Seasonal fans pointing in multiple directions near Mars' south pole
Seasonal fans pointing in multiple directions near Mars' south pole Each spring, cold jets erupt from beneath a surface layer of carbon dioxide ice. Local winds can blow the dust from its source, forming a long fan. When the wind changes direction, a new fan is formed pointing in the new direction In this single image we can see that the wind has blown in a number of directions. This data will be used to study weather patterns near the South Pole.Image: NASA / JPL / UA

The bright bluish or whitish fans on the last two images are indications of fresh carbon dioxide frost.

So, fans encode a lot of information: 1) an area’s level of activity and its time dependency; 2) the local wind pattern and its volatility; 3) how much dust they all together are able to lift up; and 4) what are the atmospheric conditions close to the surface.

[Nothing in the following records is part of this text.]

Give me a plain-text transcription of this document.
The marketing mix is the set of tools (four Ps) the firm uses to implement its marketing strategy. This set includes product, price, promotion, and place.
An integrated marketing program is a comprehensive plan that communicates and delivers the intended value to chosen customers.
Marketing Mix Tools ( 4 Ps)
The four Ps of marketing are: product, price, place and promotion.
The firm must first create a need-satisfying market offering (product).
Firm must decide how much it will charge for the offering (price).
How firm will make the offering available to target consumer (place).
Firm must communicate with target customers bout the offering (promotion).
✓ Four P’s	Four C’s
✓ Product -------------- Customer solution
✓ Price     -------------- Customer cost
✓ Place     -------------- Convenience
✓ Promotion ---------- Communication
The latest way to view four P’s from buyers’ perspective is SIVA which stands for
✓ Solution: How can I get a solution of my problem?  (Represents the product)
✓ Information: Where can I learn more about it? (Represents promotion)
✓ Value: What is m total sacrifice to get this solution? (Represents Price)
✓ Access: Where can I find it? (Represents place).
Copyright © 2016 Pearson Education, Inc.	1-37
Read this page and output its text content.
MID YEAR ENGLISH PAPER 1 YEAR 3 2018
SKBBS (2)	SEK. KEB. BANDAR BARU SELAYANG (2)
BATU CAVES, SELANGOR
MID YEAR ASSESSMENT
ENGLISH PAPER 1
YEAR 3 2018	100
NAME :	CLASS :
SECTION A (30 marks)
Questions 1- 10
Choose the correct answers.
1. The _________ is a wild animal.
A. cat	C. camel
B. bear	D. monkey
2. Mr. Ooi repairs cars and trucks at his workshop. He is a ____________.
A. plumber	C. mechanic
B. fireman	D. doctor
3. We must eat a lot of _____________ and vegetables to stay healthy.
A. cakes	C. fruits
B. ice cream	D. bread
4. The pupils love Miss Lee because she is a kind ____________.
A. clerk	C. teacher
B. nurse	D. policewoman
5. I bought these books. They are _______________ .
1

One thing we can't explain yet is why fan formation varies so much from place to place. The fan-coverage of the surface is not uniform, and changes even inside one HiRISE image. We do not know yet the reasons, but some areas get completely covered, while others hardly show any fans. And then, it all changes with time.

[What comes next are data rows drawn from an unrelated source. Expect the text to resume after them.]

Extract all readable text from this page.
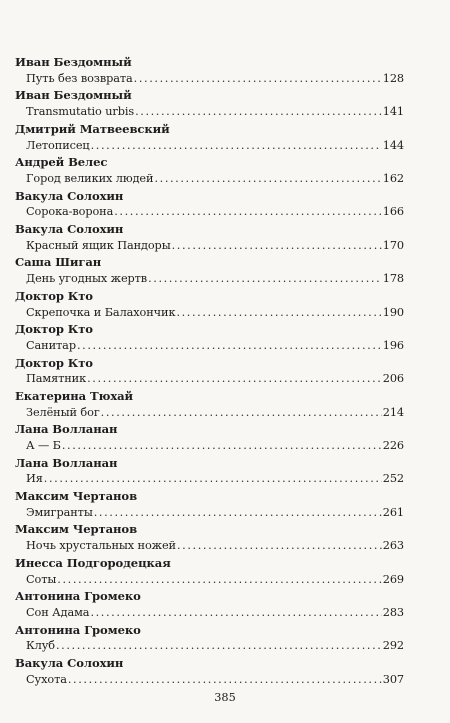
Иван Бездомный
Путь без возврата . . .	128
Иван Бездомный
Transmutatio urbis . . .	141
Дмитрий Матвеевский
Летописец . . .	144
Андрей Велес
Город великих людей . . .	162
Вакула Солохин
Сорока-ворона . . .	166
Вакула Солохин
Красный ящик Пандоры . . .	170
Саша Шиган
День угодных жертв . . .	178
Доктор Кто
Скрепочка и Балахончик . . .	190
Доктор Кто
Санитар . . .	196
Доктор Кто
Памятник . . .	206
Екатерина Тюхай
Зелёный бог . . .	214
Лана Волланан
А — Б . . .	226
Лана Волланан
Ия . . .	252
Максим Чертанов
Эмигранты . . .	261
Максим Чертанов
Ночь хрустальных ножей . . .	263
Инесса Подгородецкая
Соты . . .	269
Антонина Громеко
Сон Адама . . .	283
Антонина Громеко
Клуб . . .	292
Вакула Солохин
Сухота . . .	307
385
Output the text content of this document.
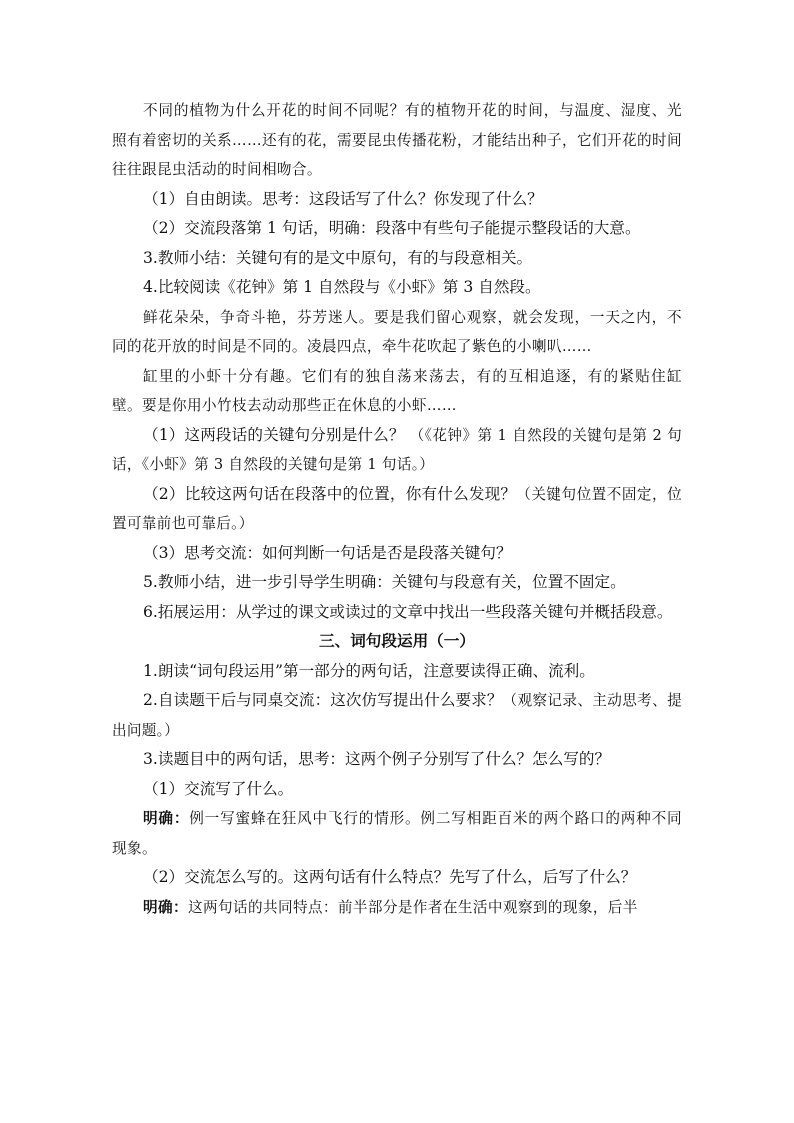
不同的植物为什么开花的时间不同呢？有的植物开花的时间，与温度、湿度、光照有着密切的关系……还有的花，需要昆虫传播花粉，才能结出种子，它们开花的时间往往跟昆虫活动的时间相吻合。

（1）自由朗读。思考：这段话写了什么？你发现了什么？

（2）交流段落第 1 句话，明确：段落中有些句子能提示整段话的大意。

3.教师小结：关键句有的是文中原句，有的与段意相关。

4.比较阅读《花钟》第 1 自然段与《小虾》第 3 自然段。

鲜花朵朵，争奇斗艳，芬芳迷人。要是我们留心观察，就会发现，一天之内，不同的花开放的时间是不同的。凌晨四点，牵牛花吹起了紫色的小喇叭……

缸里的小虾十分有趣。它们有的独自荡来荡去，有的互相追逐，有的紧贴住缸壁。要是你用小竹枝去动动那些正在休息的小虾……

（1）这两段话的关键句分别是什么？ （《花钟》第 1 自然段的关键句是第 2 句话，《小虾》第 3 自然段的关键句是第 1 句话。）

（2）比较这两句话在段落中的位置，你有什么发现？（关键句位置不固定，位置可靠前也可靠后。）

（3）思考交流：如何判断一句话是否是段落关键句？

5.教师小结，进一步引导学生明确：关键句与段意有关，位置不固定。

6.拓展运用：从学过的课文或读过的文章中找出一些段落关键句并概括段意。

三、词句段运用（一）

1.朗读“词句段运用”第一部分的两句话，注意要读得正确、流利。

2.自读题干后与同桌交流：这次仿写提出什么要求？（观察记录、主动思考、提出问题。）

3.读题目中的两句话，思考：这两个例子分别写了什么？怎么写的？

（1）交流写了什么。

明确：例一写蜜蜂在狂风中飞行的情形。例二写相距百米的两个路口的两种不同现象。

（2）交流怎么写的。这两句话有什么特点？先写了什么，后写了什么？

明确：这两句话的共同特点：前半部分是作者在生活中观察到的现象，后半
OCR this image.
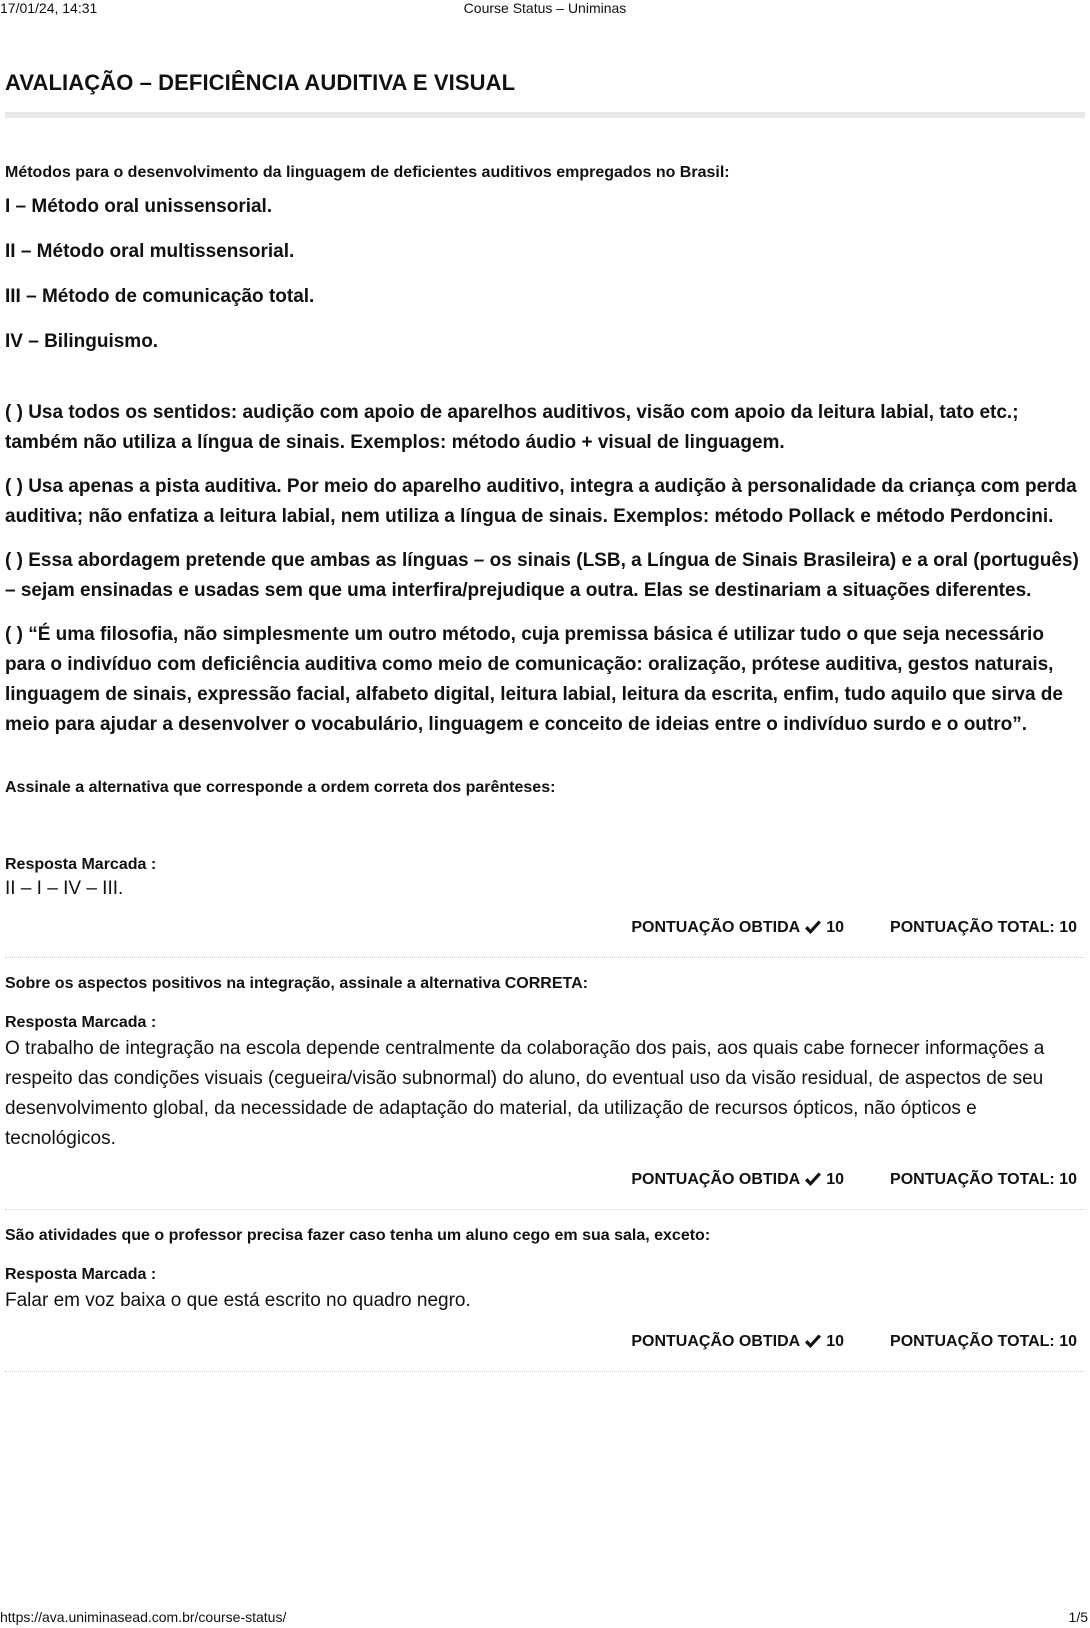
17/01/24, 14:31	Course Status – Uniminas
AVALIAÇÃO – DEFICIÊNCIA AUDITIVA E VISUAL
Métodos para o desenvolvimento da linguagem de deficientes auditivos empregados no Brasil:
I – Método oral unissensorial.
II – Método oral multissensorial.
III – Método de comunicação total.
IV – Bilinguismo.
( ) Usa todos os sentidos: audição com apoio de aparelhos auditivos, visão com apoio da leitura labial, tato etc.; também não utiliza a língua de sinais. Exemplos: método áudio + visual de linguagem.
( ) Usa apenas a pista auditiva. Por meio do aparelho auditivo, integra a audição à personalidade da criança com perda auditiva; não enfatiza a leitura labial, nem utiliza a língua de sinais. Exemplos: método Pollack e método Perdoncini.
( ) Essa abordagem pretende que ambas as línguas – os sinais (LSB, a Língua de Sinais Brasileira) e a oral (português) – sejam ensinadas e usadas sem que uma interfira/prejudique a outra. Elas se destinariam a situações diferentes.
( ) “É uma filosofia, não simplesmente um outro método, cuja premissa básica é utilizar tudo o que seja necessário para o indivíduo com deficiência auditiva como meio de comunicação: oralização, prótese auditiva, gestos naturais, linguagem de sinais, expressão facial, alfabeto digital, leitura labial, leitura da escrita, enfim, tudo aquilo que sirva de meio para ajudar a desenvolver o vocabulário, linguagem e conceito de ideias entre o indivíduo surdo e o outro”.
Assinale a alternativa que corresponde a ordem correta dos parênteses:
Resposta Marcada :
II – I – IV – III.
PONTUAÇÃO OBTIDA 10	PONTUAÇÃO TOTAL: 10
Sobre os aspectos positivos na integração, assinale a alternativa CORRETA:
Resposta Marcada :
O trabalho de integração na escola depende centralmente da colaboração dos pais, aos quais cabe fornecer informações a respeito das condições visuais (cegueira/visão subnormal) do aluno, do eventual uso da visão residual, de aspectos de seu desenvolvimento global, da necessidade de adaptação do material, da utilização de recursos ópticos, não ópticos e tecnológicos.
PONTUAÇÃO OBTIDA 10	PONTUAÇÃO TOTAL: 10
São atividades que o professor precisa fazer caso tenha um aluno cego em sua sala, exceto:
Resposta Marcada :
Falar em voz baixa o que está escrito no quadro negro.
PONTUAÇÃO OBTIDA 10	PONTUAÇÃO TOTAL: 10
https://ava.uniminasead.com.br/course-status/	1/5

We would like to find out the reason for this inhomogeneity. To do this, we need to count all those fans and try to correlate their distribution with other factors. Do they correlate with surface properties? Or maybe climate conditions? We also want to find reasons why spring sublimation of volatiles is more violent in some areas than in others. And why it starts earlier in some places than in others.

There is no such thing as too much data. But-but-but. There is also not enough time to explore everything as thoroughly as we would like to. Let me show you an example that has always, always frustrated me. I could never ever count all the fans in this image:

Many overlapping dust fans in the "Ithaca" region near Mars' south pole
Many overlapping dust fans in the "Ithaca" region near Mars' south pole A particularly active region of dust fan formation near Mars' south pole.Image: NASA / JPL / UA

And just imagine: we have now collected several years of such data. This is where you can help: you go and mark every fan that HiRISE has ever seen. Okay, you can't do all that, but you personally maybe mark 100 of them. Or 10. But all together, we can do all of them. Our PlanetFour software records all fans' positions, sizes, and directions.

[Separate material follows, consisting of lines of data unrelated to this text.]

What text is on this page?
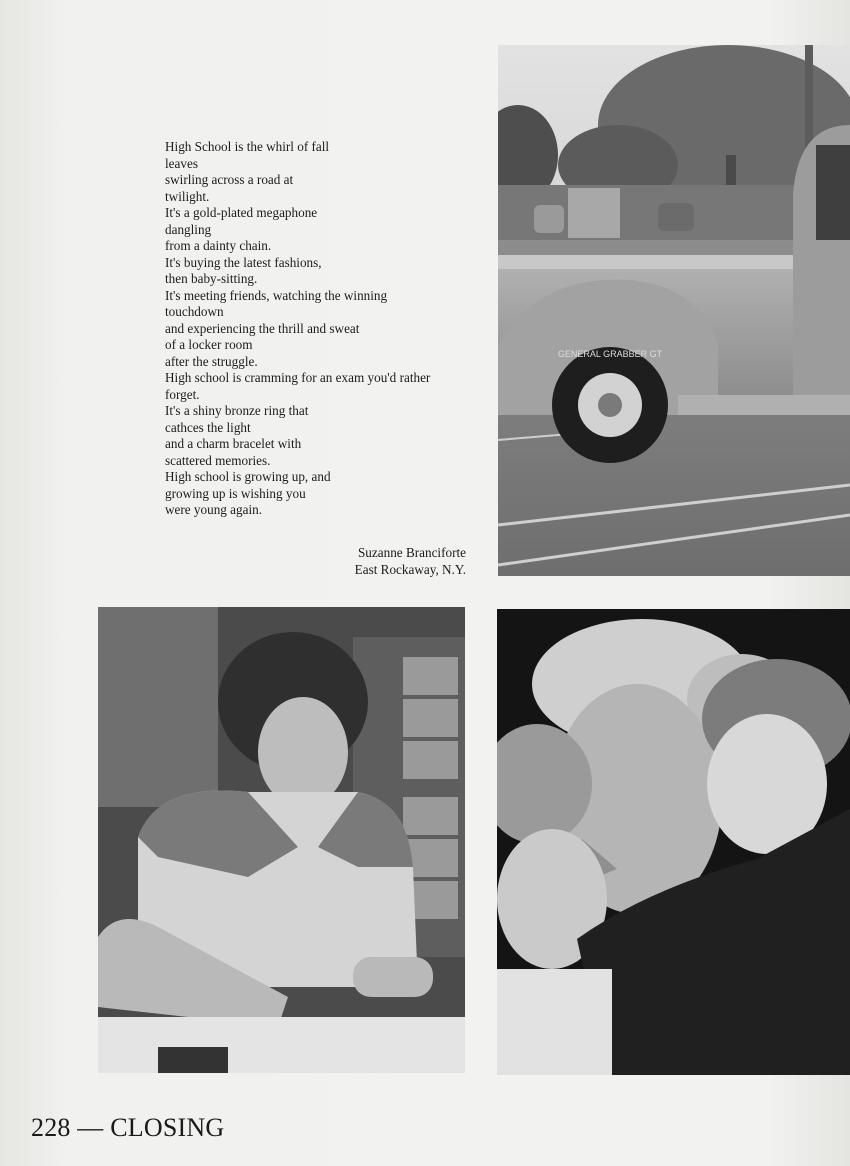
High School is the whirl of fall
leaves
swirling across a road at
twilight.
It's a gold-plated megaphone
dangling
from a dainty chain.
It's buying the latest fashions,
then baby-sitting.
It's meeting friends, watching the winning
touchdown
and experiencing the thrill and sweat
of a locker room
after the struggle.
High school is cramming for an exam you'd rather
forget.
It's a shiny bronze ring that
cathces the light
and a charm bracelet with
scattered memories.
High school is growing up, and
growing up is wishing you
were young again.
Suzanne Branciforte
East Rockaway, N.Y.
GENERAL GRABBER GT
228 — CLOSING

What can we do with that data? First, this will give us a wind map in the area. We can see how it fits to what climate and weather research predicts. I hope we will be able to see how local topography diverts airflow; there is no direct data about this yet. We will know if the wind pattern changes between years. We would need multiple weather stations to do such monitoring, if we did not see these fans. So, fans will help us with understanding martian weather.

We will correlate the number of fans per area and time with different surface properties: surface roughness, its mineral composition, and percentage of water ice in the subsurface. We hope to see which of those makes the areas more active. We will look at the time development of numbers of fans, to show us the patterns of activity. This will help us understand the sublimation processes of the carbon dioxide layer in more detail than we do now.

Then, we will sort out what fan type means. Which fans have frosty fans around them? We will determine when that frost appears, what conditions it favors, and when is it gone. So, we will be fitting these data to our models for carbon dioxide condensation, and seeing if it formed by direct condensation to the surface, or if it actually snowed carbon dioxide. We would like to know if it snows on Mars with “dry snow”.

So, this is what we want to get. Beyond that, we expect people to find things. Something that no one saw before, either because nobody looked, or did not pay attention, or had no imagination to notice. Maybe most of the things that the searchers find are known and already researched, but there is always a possibility to discover something absolutely new. Otherwise why would we explore?